Aplicado à realidade da mulher, pode evidenciar o reconhecimento do cuidado como valor civilizatório. Significa reconhecer que sua dignidade não pode ser reduzida a papéis sociais ou funções biológicas. Em outras palavras, não se trata de reforçar a imagem da mulher como “mãe” ou “cuidadora” por essência, mas de compreender que o cuidado, a empatia e a preservação da vida — valores com os quais as mulheres historicamente se envolveram — devem ser princípios universais do Direito, e não obrigações atribuídas a um único gênero.
No entanto, essa proposta merece uma leitura crítica. A adoção do biocentrismo como fundamento do Direito Civil pode gerar tensões conceituais com os direitos humanos clássicos, que foram historicamente estruturados em torno da dignidade da pessoa humana — e não da vida em sentido amplo e indistinto. É importante lembrar que as normas que fundamentaram as regras internacionais de direitos humanos foram criadas no momento pós 2a guerra e holocausto. Daí a necessidade de proteger fundamentalmente o homem em detrimento de qualquer espécie viva.

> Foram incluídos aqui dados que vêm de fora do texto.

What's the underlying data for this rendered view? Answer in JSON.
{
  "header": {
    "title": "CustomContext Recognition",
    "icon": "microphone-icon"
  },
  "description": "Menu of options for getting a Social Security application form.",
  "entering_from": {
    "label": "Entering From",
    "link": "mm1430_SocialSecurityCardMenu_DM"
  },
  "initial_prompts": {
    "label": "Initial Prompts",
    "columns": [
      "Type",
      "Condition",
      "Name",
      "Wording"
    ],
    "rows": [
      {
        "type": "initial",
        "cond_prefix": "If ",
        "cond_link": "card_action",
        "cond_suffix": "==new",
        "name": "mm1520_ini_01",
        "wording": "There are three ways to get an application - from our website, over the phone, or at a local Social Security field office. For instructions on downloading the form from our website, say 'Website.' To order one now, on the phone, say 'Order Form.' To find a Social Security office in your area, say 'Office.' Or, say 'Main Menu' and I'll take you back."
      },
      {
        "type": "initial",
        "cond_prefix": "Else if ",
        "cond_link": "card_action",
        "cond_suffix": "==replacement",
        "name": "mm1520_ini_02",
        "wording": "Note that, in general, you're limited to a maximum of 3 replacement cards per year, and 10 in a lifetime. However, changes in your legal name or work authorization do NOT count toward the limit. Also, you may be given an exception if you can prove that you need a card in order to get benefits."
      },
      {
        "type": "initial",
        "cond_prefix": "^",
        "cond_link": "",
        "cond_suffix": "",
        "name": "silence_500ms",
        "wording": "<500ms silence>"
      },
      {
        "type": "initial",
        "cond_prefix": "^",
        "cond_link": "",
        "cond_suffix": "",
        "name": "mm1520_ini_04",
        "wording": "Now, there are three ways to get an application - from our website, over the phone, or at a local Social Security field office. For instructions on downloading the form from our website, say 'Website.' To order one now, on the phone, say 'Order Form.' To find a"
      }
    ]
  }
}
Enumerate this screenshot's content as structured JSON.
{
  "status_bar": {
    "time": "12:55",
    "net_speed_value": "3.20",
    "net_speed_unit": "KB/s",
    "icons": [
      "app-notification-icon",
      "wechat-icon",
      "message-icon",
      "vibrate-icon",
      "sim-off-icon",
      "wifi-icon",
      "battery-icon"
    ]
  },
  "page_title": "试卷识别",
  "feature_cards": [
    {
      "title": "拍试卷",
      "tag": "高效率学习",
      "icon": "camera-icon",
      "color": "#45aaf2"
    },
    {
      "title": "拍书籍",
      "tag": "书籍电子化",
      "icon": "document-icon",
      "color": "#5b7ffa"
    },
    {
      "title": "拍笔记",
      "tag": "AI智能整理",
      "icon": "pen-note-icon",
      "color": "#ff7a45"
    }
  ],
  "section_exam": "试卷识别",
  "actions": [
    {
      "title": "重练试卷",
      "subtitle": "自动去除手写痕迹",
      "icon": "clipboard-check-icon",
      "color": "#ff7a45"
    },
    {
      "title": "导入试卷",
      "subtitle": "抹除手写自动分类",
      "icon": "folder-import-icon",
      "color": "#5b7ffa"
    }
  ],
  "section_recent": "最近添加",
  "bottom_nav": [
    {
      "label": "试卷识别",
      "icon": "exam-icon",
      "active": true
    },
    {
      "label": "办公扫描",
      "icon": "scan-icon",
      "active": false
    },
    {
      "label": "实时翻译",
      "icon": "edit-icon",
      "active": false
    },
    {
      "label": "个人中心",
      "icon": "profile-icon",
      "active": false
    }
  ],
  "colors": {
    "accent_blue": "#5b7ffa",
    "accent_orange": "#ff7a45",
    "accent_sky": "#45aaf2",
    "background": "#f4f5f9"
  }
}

Ao descentralizar a figura humana, corre-se o risco de esvaziar o próprio conceito jurídico de dignidade, criando um campo aberto para decisões arbitrárias ou desprovidas de critérios objetivos. Além disso, sua implementação prática no sistema jurídico é desafiadora, pois pode ser inflexível diante das complexidades da realidade social, como em casos de saúde pública, vulnerabilidades sociais ou mesmo conflitos éticos, especialmente quando as necessidades humanas entram em choque com a proteção de outras espécies.
Nas aulas ministradas pela professora Lilian Rocha no UniCEUB, ela traz a o conceito do biocentrismo como “filosofia que coloca todos os seres vivos no seio da proteção jurídica e não apenas o homem”, enfatiza ainda que “precisa ser traduzido em normas jurídicas claras, eficazes e aplicáveis no sistema judicial brasileiro que ainda é formalista e conservador em inovação jurídica, o que dificulta a incorporação de valores éticos não positivados pelos juízes e tribunais que podem resistir à aplicação de normas biocêntricas por falta de previsão expressa ou por insegurança jurídica”. Em um contexto jurídico, as ideias biocêntricas precisariam ser ajustadas para reconhecer as complexidades das relações de poder, da autonomia individual e da moralidade humana, sem desconsiderar os outros princípios fundamentais que sustentam a justiça social e ambiental.
Sob a perspectiva biocêntrica, a resposta ao dilema apresentado neste artigo não deve partir da hierarquização de vidas, mas do reconhecimento da interdependência entre elas. A dignidade da mulher não pode ser colocada em segundo plano em nome de um discurso de proteção à vida embrionária. O cuidado com o nascituro deve ser considerado, sim, mas nunca à custa da autonomia da mulher ou da sua saúde física, emocional ou das suas escolhas. Esse equilíbrio é o que o biocentrismo propõe: um Direito que valoriza todos os seres vivos sem instrumentalizar nenhum deles!
Ainda assim, ao reforçar o princípio da dignidade humana e ao antecipar o início da personalidade jurídica para o momento da concepção, o novo Código Civil nos impõe o desafio de reinterpretar as normas à luz de uma ética mais sensível e plural. Para que essas mudanças não se convertam em retrocessos nos direitos das mulheres, é preciso garantir que a nova legislação reconheça suas singularidades, suas vulnerabilidades e, sobretudo, seu papel como protagonistas da própria história.
A construção de um novo Código Civil, portanto, deve romper com a lógica hierárquica e utilitarista do antigo paradigma e adotar uma ética do cuidado, da igualdade e da interdependência. A mulher, enquanto expressão viva dessa interconexão, deve ser reconhecida não apenas como beneficiária do Direito, mas como sua protagonista, contribuindo para um modelo evolutivo mais justo, plural e sustentável.
Estamos em busca de um novo caminho civilizatório!